L’étude Nucabel est réalisée à la demande du ministère belge des Affaires sociales et de la Santé publique. Cette étude épidémiologique menée à l’échelle nationale porte sur les risques potentiels pour la santé, plus particulièrement de cancer, potentiellement encourus par les personnes vivant à proximité de sites nucléaires belges.

Résumé du projet

L’existence de risques potentiels pour la santé associés au fait de vivre à proximité de sites nucléaires est une question d’intérêt public depuis plusieurs décennies. Cette question a été relancée par la publication d’une étude allemande ayant reporté une incidence plus élevée des leucémies infantiles à proximité de centrales nucléaires allemandes. L’incident radiologique survenu à l’Institut National des Radioéléments à Fleurus en 2008 a renforcé l’inquiétude du public. C’est la raison pour laquelle la ministre belge des Affaires sociales et de la Santé publique a demandé la réalisation d’une étude épidémiologique nationale, afin de procéder à un premier examen des éventuels risques sanitaires associés au fait de vivre à proximité de sites nucléaires.

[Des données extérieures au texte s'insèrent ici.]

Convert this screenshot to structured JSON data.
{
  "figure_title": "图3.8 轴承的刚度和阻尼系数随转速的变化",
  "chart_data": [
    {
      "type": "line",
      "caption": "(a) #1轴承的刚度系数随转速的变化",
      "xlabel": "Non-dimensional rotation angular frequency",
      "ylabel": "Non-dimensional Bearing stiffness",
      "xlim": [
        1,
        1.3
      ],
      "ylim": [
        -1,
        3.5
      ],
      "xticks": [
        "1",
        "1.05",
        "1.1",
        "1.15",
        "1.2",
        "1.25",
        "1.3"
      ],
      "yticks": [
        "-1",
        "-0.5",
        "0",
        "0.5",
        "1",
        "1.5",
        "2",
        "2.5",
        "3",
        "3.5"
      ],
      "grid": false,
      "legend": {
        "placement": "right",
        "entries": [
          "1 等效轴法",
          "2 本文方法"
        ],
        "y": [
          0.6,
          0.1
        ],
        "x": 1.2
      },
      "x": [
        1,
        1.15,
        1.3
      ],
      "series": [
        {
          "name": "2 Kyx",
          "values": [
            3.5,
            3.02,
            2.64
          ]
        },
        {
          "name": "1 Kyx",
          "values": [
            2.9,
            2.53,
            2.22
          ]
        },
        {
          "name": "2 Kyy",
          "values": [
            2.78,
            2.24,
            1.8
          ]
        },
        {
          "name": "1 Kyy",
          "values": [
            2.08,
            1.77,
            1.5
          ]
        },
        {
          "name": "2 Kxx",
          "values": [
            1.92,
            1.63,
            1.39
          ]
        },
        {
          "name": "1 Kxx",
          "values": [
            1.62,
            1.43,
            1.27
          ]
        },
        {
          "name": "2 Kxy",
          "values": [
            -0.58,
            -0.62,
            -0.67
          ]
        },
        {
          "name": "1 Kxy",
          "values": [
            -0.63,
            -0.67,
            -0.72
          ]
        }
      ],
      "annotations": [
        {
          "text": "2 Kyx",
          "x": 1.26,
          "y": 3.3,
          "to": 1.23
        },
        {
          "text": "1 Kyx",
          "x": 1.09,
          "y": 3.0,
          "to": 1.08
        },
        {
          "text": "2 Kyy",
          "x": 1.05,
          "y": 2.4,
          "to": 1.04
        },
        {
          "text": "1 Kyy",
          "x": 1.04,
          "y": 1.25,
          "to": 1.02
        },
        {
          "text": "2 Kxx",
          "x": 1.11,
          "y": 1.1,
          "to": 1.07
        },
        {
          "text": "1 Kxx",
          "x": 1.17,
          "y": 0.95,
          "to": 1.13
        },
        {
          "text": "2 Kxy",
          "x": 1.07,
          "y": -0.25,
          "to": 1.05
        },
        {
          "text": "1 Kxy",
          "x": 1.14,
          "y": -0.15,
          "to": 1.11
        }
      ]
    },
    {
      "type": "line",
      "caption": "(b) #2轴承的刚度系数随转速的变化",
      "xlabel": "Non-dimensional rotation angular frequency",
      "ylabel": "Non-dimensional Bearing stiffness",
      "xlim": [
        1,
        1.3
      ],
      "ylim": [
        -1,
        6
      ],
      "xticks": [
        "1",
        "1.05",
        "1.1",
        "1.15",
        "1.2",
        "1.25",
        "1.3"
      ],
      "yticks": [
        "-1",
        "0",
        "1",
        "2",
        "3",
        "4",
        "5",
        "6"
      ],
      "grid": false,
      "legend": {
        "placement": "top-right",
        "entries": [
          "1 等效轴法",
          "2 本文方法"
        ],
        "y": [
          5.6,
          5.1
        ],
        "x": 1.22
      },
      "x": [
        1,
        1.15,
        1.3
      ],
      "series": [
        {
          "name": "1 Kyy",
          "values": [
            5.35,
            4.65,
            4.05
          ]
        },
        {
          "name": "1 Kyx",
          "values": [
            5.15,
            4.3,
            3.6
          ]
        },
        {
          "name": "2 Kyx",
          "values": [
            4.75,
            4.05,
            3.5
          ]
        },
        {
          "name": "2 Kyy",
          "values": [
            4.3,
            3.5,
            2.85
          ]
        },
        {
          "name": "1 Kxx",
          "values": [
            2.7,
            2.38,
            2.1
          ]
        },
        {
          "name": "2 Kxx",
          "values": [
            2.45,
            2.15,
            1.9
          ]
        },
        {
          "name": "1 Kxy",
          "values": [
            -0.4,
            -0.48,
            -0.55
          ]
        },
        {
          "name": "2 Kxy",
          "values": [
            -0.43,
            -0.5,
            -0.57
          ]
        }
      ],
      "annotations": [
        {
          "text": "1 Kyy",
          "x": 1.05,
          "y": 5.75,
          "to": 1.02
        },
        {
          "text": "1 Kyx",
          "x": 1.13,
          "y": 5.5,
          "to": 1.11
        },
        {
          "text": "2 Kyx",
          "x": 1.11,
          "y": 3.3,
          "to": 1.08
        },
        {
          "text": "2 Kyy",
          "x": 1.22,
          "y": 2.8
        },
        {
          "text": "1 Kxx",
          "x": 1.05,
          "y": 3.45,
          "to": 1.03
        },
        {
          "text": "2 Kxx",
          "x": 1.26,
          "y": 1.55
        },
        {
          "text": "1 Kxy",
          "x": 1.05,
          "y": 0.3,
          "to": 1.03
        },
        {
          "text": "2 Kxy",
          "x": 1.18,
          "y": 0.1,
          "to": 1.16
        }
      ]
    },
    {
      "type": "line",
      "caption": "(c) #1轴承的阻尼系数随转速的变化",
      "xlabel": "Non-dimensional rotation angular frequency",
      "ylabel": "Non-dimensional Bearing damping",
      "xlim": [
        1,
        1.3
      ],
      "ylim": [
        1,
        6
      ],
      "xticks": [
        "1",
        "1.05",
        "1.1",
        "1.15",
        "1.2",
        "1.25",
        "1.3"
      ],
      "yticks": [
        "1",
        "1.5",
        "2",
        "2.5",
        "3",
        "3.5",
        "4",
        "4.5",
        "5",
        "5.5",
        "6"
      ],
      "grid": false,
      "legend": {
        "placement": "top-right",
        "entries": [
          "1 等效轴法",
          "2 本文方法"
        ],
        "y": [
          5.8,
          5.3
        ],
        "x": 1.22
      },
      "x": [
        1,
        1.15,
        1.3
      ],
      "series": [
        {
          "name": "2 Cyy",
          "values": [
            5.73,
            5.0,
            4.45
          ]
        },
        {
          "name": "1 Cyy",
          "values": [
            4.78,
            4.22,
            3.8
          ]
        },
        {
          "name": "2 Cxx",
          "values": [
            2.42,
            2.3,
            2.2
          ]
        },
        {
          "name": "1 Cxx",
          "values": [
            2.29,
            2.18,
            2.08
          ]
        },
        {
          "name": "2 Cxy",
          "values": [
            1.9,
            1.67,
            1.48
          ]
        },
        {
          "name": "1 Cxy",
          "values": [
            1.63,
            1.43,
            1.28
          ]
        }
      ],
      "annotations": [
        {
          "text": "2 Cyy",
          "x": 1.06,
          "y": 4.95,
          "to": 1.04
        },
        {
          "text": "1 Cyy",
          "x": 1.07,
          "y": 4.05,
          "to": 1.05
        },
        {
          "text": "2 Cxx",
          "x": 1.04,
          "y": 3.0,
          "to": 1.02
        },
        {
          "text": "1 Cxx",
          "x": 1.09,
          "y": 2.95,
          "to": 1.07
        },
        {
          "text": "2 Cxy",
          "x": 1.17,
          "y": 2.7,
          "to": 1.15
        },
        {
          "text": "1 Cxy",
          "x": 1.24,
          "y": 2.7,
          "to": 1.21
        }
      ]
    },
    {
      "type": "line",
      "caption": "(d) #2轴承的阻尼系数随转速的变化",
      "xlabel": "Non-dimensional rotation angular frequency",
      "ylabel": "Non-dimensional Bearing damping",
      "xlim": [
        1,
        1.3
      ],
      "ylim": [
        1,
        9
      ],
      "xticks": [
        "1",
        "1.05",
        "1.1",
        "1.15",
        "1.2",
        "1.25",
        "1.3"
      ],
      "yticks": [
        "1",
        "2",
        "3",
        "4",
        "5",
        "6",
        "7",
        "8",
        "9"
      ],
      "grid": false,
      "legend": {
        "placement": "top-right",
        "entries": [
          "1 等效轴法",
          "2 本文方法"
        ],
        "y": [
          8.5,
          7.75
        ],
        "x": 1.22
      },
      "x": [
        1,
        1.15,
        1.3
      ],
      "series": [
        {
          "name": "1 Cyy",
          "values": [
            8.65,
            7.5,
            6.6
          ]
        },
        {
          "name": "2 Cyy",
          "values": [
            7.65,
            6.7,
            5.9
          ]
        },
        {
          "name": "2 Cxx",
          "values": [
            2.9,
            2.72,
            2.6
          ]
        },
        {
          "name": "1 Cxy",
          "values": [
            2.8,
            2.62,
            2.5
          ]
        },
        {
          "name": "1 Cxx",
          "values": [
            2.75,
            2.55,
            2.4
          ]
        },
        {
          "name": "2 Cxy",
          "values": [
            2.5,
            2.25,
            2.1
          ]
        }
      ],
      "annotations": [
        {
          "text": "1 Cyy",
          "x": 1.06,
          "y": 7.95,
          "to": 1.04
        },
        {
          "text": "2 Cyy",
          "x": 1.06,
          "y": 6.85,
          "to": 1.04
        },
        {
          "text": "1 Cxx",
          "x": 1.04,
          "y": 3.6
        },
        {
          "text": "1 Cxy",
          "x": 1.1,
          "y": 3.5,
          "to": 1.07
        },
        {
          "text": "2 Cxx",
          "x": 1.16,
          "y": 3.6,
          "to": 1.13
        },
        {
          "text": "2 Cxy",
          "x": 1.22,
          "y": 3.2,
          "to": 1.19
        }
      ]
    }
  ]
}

Plus spécifiquement, l’objectif est de déterminer si l’incidence de cancers est plus élevée dans la population résidant à proximité des sites nucléaires belges par rapport à la population belge ou à une population de référence comparable. L’étude a également pour objet d’analyser le lien entre l’apparition d’un cancer et différents indicateurs indirects (distance, fréquence et sens du vent, estimation de rejets radioactifs hypothétiques).

L’étude Nucabel 1 a été réalisée au niveau géographique des communes. Aucune augmentation de l’incidence du cancer de la thyroïde ou des leucémies de l’enfant n’avait été observée à proximité des centrales nucléaires belges de Doel et de Tihange. Près des sites de Fleurus et de Mol-Dessel l’incidence du cancer de la thyroïde était légèrement plus élevée qu’attendue. L’incidence des leucémies de l’enfant était légèrement plus élevée qu’attendue à proximité du site de Mol-Dessel mais cette observation était basée sur un très petit nombre de cas. Cette étude vise à effectuer un suivi épidémiologique mais ne permet pas de mettre en évidence un lien de causalité entre l’apparition de nouveaux cas de cancer et la présence d’installations nucléaires. Elle ne permet pas non plus de tirer de conclusions au niveau individuel.

Le Parlement Fédéral Belge a demandé la réalisation de Nucabel 2, une étude complémentaire faisant suite à l’étude précédente. L’étude s’appuiera sur des données à une échelle géographique plus fine, c’est-à-dire les secteurs statistiques qui sont des subdivisions de communes. Cela permettra de réaliser des analyses plus précises.

Plus-value pour la santé publique

Evaluation des risques possibles pour la santé et plus particulièrement du risque de cancer pour la population vivant à proximité des sites nucléaires belges.

Plus-value scientifique

Acquisition de nouvelles connaissances, communication aux autorités et au public dans le domaine du risque de cancer et de l’exposition aux radiations.